Why not just stab us?
Before we picked it up, Atonement fit all our don’t-read-this-suck-ass-thing criteria:
a) it is a Big Important Book
b) it is a bestseller and
c) it came highly recommended by a lot of people.
Think The Kite Runner. And for the first 150 pages or so, we asked ourselves, Why, Recharger, do you read Big Important Books? They all suck. None of these Big Important Writers — Arundhati Roy or Khaled Hosseini or their ilkhood who write semi-historical novels about childhood tragedy — have humor or soul–they’re pretentious prigs, prosy show-offs, and, worse, unbelievable.
Then, after leading us to that abyss into which we’ve thrown a billion crappy books, Ian McEwan pulls us back with a terrifying plot twist: a good, innocent young man with a bright future is falsely accused of rape by a young girl with an overripe imagination. Part 2, the reason we read the book, takes place in France during the British retreat to Dunkirk, and in a London hospital receiving the wounded and dead. It fed the ending, but it wasn’t, as someone said, “the most realistic depiction of war ever.”

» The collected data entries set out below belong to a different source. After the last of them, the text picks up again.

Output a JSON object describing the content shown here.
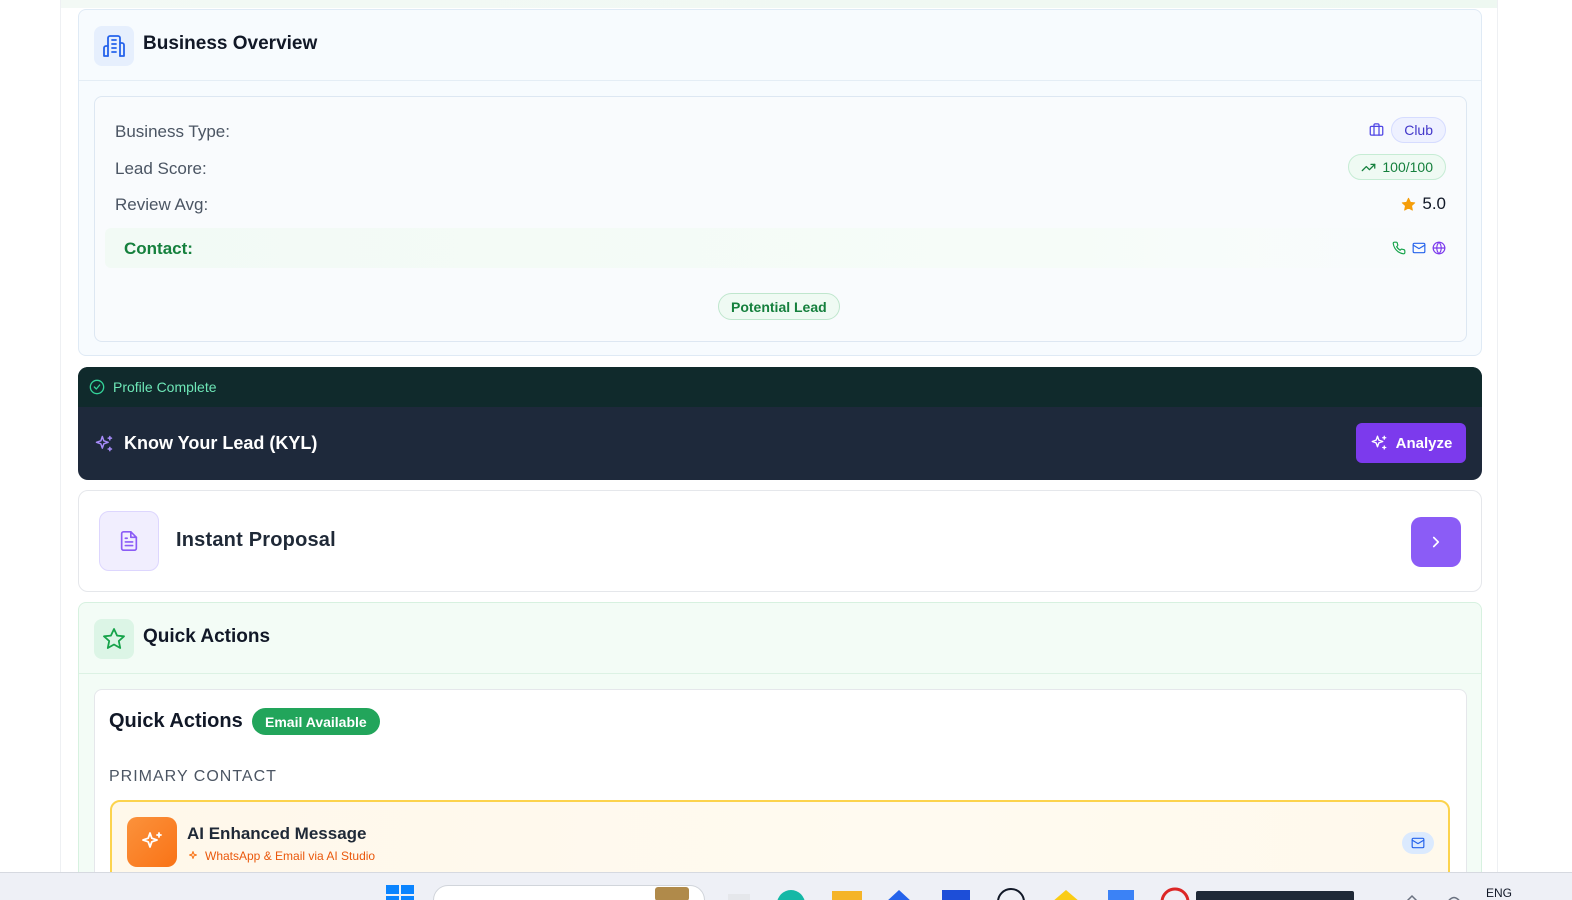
{
  "business_overview": {
    "title": "Business Overview",
    "icon": "building-icon",
    "business_type_label": "Business Type:",
    "business_type_value": "Club",
    "lead_score_label": "Lead Score:",
    "lead_score_value": "100/100",
    "review_avg_label": "Review Avg:",
    "review_avg_value": "5.0",
    "contact_label": "Contact:",
    "contact_icons": [
      "phone-icon",
      "mail-icon",
      "globe-icon"
    ],
    "lead_status": "Potential Lead"
  },
  "kyl": {
    "status": "Profile Complete",
    "title": "Know Your Lead (KYL)",
    "analyze_label": "Analyze"
  },
  "proposal": {
    "title": "Instant Proposal"
  },
  "quick_actions": {
    "title": "Quick Actions",
    "inner_title": "Quick Actions",
    "email_badge": "Email Available",
    "primary_contact_label": "PRIMARY CONTACT",
    "ai_message": {
      "title": "AI Enhanced Message",
      "subtitle": "WhatsApp & Email via AI Studio"
    }
  },
  "taskbar": {
    "language": "ENG"
  },
  "colors": {
    "accent_purple": "#7c3aed",
    "success_green": "#22a55b",
    "dark_panel": "#1e293b",
    "warning_orange": "#f97316"
  }
}
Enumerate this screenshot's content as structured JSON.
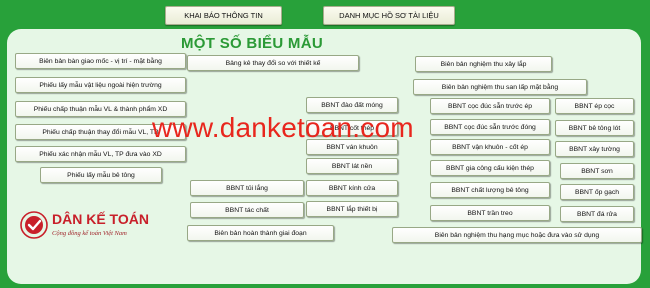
{
  "tabs": {
    "templates": "KHAI BÁO THÔNG TIN",
    "docs_list": "DANH MỤC HỒ SƠ TÀI LIỆU"
  },
  "title": "MỘT SỐ BIỂU MẪU",
  "buttons": [
    "Biên bản bàn giao mốc - vị trí - mặt bằng",
    "Phiếu lấy mẫu vật liệu ngoài hiện trường",
    "Phiếu chấp thuận mẫu VL & thành phẩm XD",
    "Phiếu chấp thuận thay đổi mẫu VL, TB",
    "Phiếu xác nhận mẫu VL, TP đưa vào XD",
    "Phiếu lấy mẫu bê tông",
    "Bảng kê thay đổi so với thiết kế",
    "BBNT đào đất móng",
    "BBNT cốt thép",
    "BBNT ván khuôn",
    "BBNT lát nền",
    "BBNT kính cửa",
    "BBNT lắp thiết bị",
    "BBNT tủi lắng",
    "BBNT tác chất",
    "Biên bản hoàn thành giai đoạn",
    "Biên bản nghiệm thu xây lắp",
    "Biên bản nghiệm thu san lấp mặt bằng",
    "BBNT cọc đúc sẵn trước ép",
    "BBNT cọc đúc sẵn trước đóng",
    "BBNT vận khuôn - cốt ép",
    "BBNT gia công cấu kiện thép",
    "BBNT chất lượng bê tông",
    "BBNT trần treo",
    "Biên bản nghiệm thu hạng mục hoặc đưa vào sử dụng",
    "BBNT ép cọc",
    "BBNT bê tông lót",
    "BBNT xây tường",
    "BBNT sơn",
    "BBNT ốp gạch",
    "BBNT đá rửa"
  ],
  "watermark": "www.danketoan.com",
  "logo": {
    "name": "DÂN KẾ TOÁN",
    "slogan": "Cộng đồng kế toán Việt Nam"
  },
  "colors": {
    "background": "#28a13a",
    "panel": "#e6f7e6",
    "title": "#2b9a36",
    "watermark": "#e8261d",
    "logo": "#c8202a"
  }
}
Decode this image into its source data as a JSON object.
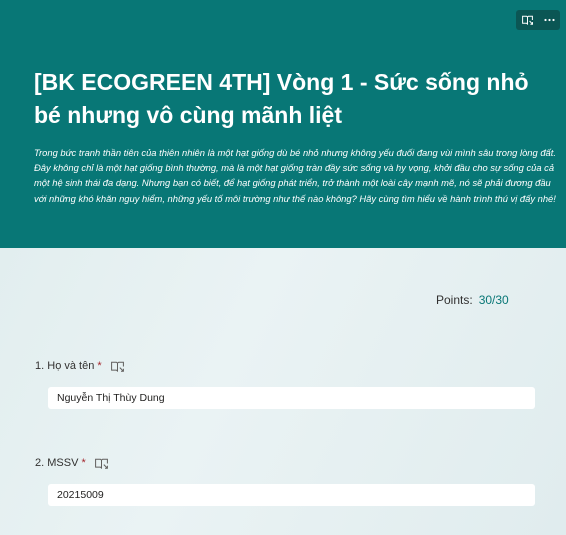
{
  "header": {
    "title": "[BK ECOGREEN 4TH] Vòng 1 - Sức sống nhỏ bé nhưng vô cùng mãnh liệt",
    "description": "Trong bức tranh thần tiên của thiên nhiên là một hạt giống dù bé nhỏ nhưng không yếu đuối đang vùi mình sâu trong lòng đất. Đây không chỉ là một hạt giống bình thường, mà là một hạt giống tràn đầy sức sống và hy vọng, khởi đầu cho sự sống của cả một hệ sinh thái đa dạng. Nhưng bạn có biết, để hạt giống phát triển, trở thành một loài cây mạnh mẽ, nó sẽ phải đương đầu với những khó khăn nguy hiểm, những yếu tố môi trường như thế nào không? Hãy cùng tìm hiểu về hành trình thú vị đấy nhé!",
    "tools": {
      "reader_icon": "immersive-reader-icon",
      "more_icon": "more-options-icon"
    }
  },
  "points": {
    "label": "Points:",
    "value": "30/30"
  },
  "questions": [
    {
      "number": "1.",
      "label": "Họ và tên",
      "required_mark": "*",
      "answer": "Nguyễn Thị Thùy Dung"
    },
    {
      "number": "2.",
      "label": "MSSV",
      "required_mark": "*",
      "answer": "20215009"
    }
  ],
  "colors": {
    "header_bg": "#087776",
    "accent": "#087776",
    "required": "#a4262c"
  }
}
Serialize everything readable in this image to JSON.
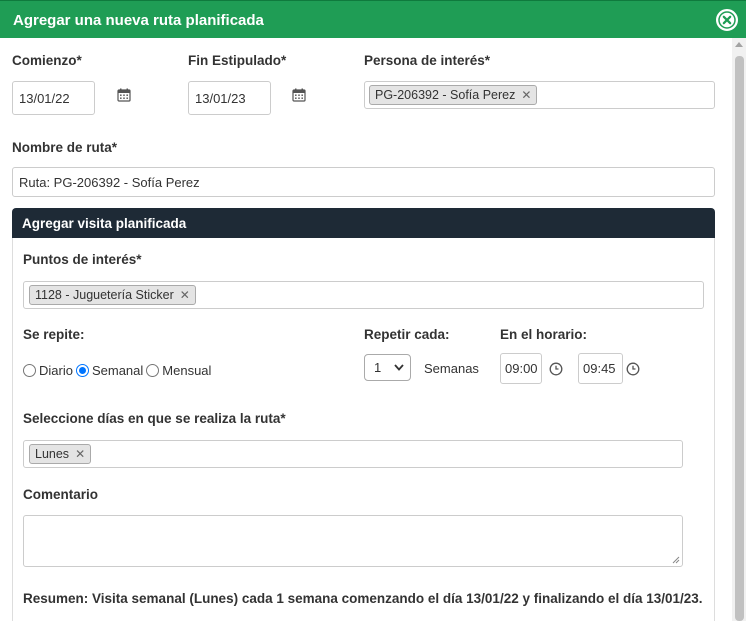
{
  "modal": {
    "title": "Agregar una nueva ruta planificada",
    "close_icon": "close-circle-icon"
  },
  "form": {
    "start": {
      "label": "Comienzo*",
      "value": "13/01/22"
    },
    "end": {
      "label": "Fin Estipulado*",
      "value": "13/01/23"
    },
    "person": {
      "label": "Persona de interés*",
      "tags": [
        "PG-206392 - Sofía Perez"
      ]
    },
    "route_name": {
      "label": "Nombre de ruta*",
      "value": "Ruta: PG-206392 - Sofía Perez"
    }
  },
  "visit_panel": {
    "title": "Agregar visita planificada",
    "points": {
      "label": "Puntos de interés*",
      "tags": [
        "1128 - Juguetería Sticker"
      ]
    },
    "repeat": {
      "label": "Se repite:",
      "options": [
        "Diario",
        "Semanal",
        "Mensual"
      ],
      "selected": "Semanal"
    },
    "repeat_every": {
      "label": "Repetir cada:",
      "value": "1",
      "unit": "Semanas"
    },
    "schedule": {
      "label": "En el horario:",
      "from": "09:00",
      "to": "09:45"
    },
    "days": {
      "label": "Seleccione días en que se realiza la ruta*",
      "tags": [
        "Lunes"
      ]
    },
    "comment": {
      "label": "Comentario",
      "value": ""
    },
    "summary": "Resumen: Visita semanal (Lunes) cada 1 semana comenzando el día 13/01/22 y finalizando el día 13/01/23."
  },
  "colors": {
    "header": "#1f9d55",
    "panel_header": "#1e2a36",
    "radio_accent": "#0075ff"
  }
}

It is the final and shortest part of the book, deceptively called “London, 1999″ that sucker-punched us hard. In this blithely, even warmly told denouement, we discover that the book’s elderly author is the young girl who made the false accusations. And what she tells us in her casual-to-the-point-of-cruelty way is too much to bear. It is an indictment not only of the woman telling the tale, but, weirdly, of all writers.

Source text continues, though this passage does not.